Marvell Technology Group Ltd., a chipmaker looking to build itself a future outside of a declining area of the market, agreed to buy Cavium Inc. for about $6 billion, a person familiar with the transaction said.
The deal will involve a mix of cash and stock, said the person who asked to not be identified because the transaction is still private. The companies aim to announce the details as soon as Monday, the person said. Reuters earlier reported the tie up between the chipmakers.
Marvell is trying to remake itself after a corporate scandal which led to the ouster of its founders under pressure from activist investor Starboard Value LP. The company has specialized in chips that control hard disk drives, a market which is no longer growing as new technology begins to take over data storage.
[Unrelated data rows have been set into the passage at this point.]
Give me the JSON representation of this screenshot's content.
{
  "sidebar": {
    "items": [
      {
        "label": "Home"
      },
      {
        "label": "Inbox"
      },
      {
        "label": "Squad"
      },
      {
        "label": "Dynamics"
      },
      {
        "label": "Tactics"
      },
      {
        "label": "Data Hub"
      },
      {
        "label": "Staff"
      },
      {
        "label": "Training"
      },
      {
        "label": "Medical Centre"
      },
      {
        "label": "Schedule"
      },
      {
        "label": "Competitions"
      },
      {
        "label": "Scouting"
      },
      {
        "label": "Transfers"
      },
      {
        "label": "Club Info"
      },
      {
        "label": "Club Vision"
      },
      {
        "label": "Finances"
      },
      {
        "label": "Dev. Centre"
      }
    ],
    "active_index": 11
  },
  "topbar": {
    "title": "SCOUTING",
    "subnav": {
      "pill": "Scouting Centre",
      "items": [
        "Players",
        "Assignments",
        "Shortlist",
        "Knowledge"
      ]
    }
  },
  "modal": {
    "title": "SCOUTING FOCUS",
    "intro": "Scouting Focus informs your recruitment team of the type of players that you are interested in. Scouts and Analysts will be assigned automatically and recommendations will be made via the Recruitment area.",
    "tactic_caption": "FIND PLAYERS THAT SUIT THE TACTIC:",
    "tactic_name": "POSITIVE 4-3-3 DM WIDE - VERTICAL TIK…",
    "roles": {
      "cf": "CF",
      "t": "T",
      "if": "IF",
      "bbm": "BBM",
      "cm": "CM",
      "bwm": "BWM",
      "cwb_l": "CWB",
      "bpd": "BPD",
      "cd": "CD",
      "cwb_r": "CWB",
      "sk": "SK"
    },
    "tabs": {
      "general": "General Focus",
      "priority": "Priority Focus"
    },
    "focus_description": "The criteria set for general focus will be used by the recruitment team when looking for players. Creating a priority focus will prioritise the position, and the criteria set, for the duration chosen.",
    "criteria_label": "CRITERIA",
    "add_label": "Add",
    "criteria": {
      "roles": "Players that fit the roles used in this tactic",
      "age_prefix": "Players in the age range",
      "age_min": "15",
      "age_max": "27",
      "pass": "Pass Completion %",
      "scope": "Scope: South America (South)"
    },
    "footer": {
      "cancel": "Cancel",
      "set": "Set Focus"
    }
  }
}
San Jose, California-based Cavium would be the biggest deal by Marvell Chief Executive Officer Matthew J. Murphy who took the role last year. Cavium, a maker of network processors, is one of several companies trying to use ARM Holdings Plc technology to break Intel Corp.’s lucrative hold on the server microprocessor market. That effort is still in the early stages and the world’s largest chipmaker has more than 99 percent market share.
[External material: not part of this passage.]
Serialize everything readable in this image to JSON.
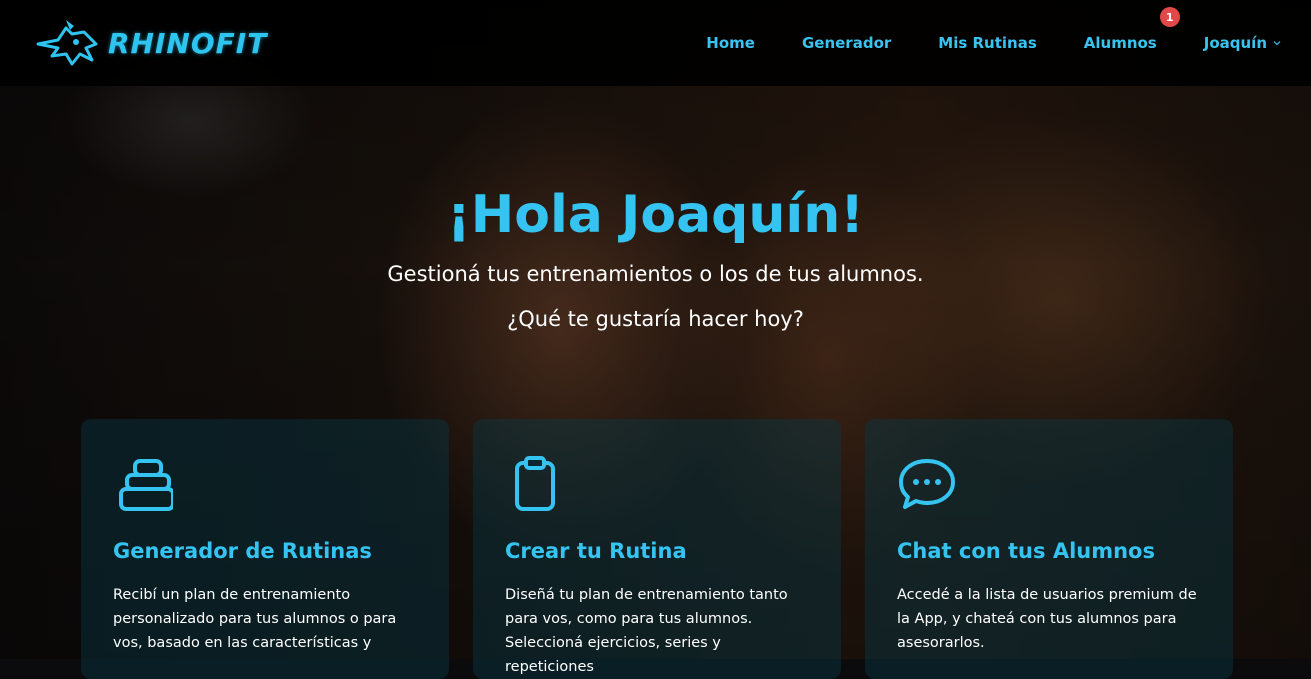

Marvell and Cavium didn’t immediately respond to phone calls and emails outside normal business hours seeking comment on the deal.
The deal is yet another move toward consolidating the $300-billion semiconductor industry. Chipmakers have combined at a record pace over the last two years trying to gain scale to better cope with rising costs and a shrinking customer list. In the biggest proposed deal so far, Broadcom Ltd. has offered to buy Qualcomm Inc. for more than $100 billion.
Shares of Marvell have jumped 46 percent this year, giving the company a market value of about $10 billion. Its customers include Western Digital Corp., Toshiba Corp. and Samsung Electronics Co., according to Bloomberg supply chain analysis.